Solution : $C(5,2)C(2+3-1,2)/C(5+5-1,5)$
Problem 2 :Suppose that $200$ identical balls are randomly distributed into $100$ distinct boxes. Find the probability that there are exactly $27$ balls in the first $50$ boxes.
Solution : $C(200,27)(1/2)^{27}(1/2)^{73}$
Why we can't make the "stars and bars" argument for problem 2? Like, why the answer is not $C(200,27)C(50+27-1,27)C(50+183-1,183)/C(100+200-1,200)$ ?

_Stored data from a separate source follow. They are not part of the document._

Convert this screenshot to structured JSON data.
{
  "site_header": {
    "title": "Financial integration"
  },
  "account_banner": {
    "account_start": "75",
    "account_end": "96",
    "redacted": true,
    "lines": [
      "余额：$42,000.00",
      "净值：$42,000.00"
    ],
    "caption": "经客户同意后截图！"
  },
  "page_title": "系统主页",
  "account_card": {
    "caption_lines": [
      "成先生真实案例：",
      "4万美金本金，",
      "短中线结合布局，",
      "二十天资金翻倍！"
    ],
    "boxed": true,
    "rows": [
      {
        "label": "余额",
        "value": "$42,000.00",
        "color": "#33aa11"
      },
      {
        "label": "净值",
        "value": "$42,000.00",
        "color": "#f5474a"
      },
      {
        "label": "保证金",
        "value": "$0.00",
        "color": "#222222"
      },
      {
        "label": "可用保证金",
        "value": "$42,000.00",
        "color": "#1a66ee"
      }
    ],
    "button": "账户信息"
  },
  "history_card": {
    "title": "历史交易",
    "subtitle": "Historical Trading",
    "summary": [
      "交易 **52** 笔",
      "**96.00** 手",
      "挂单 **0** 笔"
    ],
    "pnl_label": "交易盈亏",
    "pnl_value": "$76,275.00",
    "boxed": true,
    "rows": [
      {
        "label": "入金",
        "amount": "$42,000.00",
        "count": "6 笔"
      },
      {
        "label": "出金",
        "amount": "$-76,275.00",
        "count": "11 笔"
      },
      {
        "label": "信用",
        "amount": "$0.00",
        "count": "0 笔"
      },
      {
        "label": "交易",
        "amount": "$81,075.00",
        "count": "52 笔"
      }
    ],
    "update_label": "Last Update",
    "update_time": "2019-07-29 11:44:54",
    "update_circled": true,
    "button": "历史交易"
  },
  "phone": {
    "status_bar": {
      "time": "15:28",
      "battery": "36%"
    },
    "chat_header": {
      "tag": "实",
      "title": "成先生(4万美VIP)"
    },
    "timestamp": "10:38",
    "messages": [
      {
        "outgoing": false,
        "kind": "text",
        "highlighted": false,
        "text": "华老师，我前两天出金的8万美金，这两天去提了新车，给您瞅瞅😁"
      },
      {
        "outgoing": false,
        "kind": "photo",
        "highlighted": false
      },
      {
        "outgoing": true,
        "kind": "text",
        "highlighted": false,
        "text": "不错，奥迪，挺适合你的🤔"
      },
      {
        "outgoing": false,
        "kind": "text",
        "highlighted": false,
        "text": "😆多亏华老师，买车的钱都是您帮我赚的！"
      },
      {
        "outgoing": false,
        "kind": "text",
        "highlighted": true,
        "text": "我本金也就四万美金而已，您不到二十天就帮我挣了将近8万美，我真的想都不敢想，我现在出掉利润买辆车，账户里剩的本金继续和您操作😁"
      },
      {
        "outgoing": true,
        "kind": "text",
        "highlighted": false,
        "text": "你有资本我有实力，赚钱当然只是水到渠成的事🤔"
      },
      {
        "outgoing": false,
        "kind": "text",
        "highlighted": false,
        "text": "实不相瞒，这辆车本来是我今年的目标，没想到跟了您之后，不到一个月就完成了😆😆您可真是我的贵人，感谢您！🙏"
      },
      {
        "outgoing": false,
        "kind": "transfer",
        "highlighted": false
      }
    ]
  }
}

Thanks in advance for your help.
 A: The problem is that the
$$\binom{200 + 100 - 1}{100 - 1} = \binom{200 + 100 - 1}{200}$$
ways to distribute $200$ identical balls into $100$ distinct boxes are not equally likely to occur.  There is only one way to place all $200$ balls in the first box.  However, there are 
$$\binom{200}{2}\binom{198}{2}\binom{196}{2} \ldots \binom{6}{2}\binom{4}{2}\binom{2}{2}$$
ways to distribute two balls to each of the $100$ distinct boxes.
The problem is solved by using the binomial distribution.  If an event has probability $p$ of occurring in each trial, it has probability $1 - p$ of not occurring.  The probability that it occurs exactly $k$ times in $n$ trials is 
$$P(X = k) = \binom{n}{k}p^k(1 - p)^{n - k}$$
where $\binom{n}{k}$ counts the number of orders in which an event can occur $k$ times in $n$ trials, $p^k$ is the probability the event occurs $k$ times, and $(1 - p)^{n - k}$ is the probability that the complementary occurs $n - k$ times.  
In our example, $n = 200$, $k = 27$, and $n = 1/2$ since placement in $50$ of the $100$ boxes results in the desired outcome.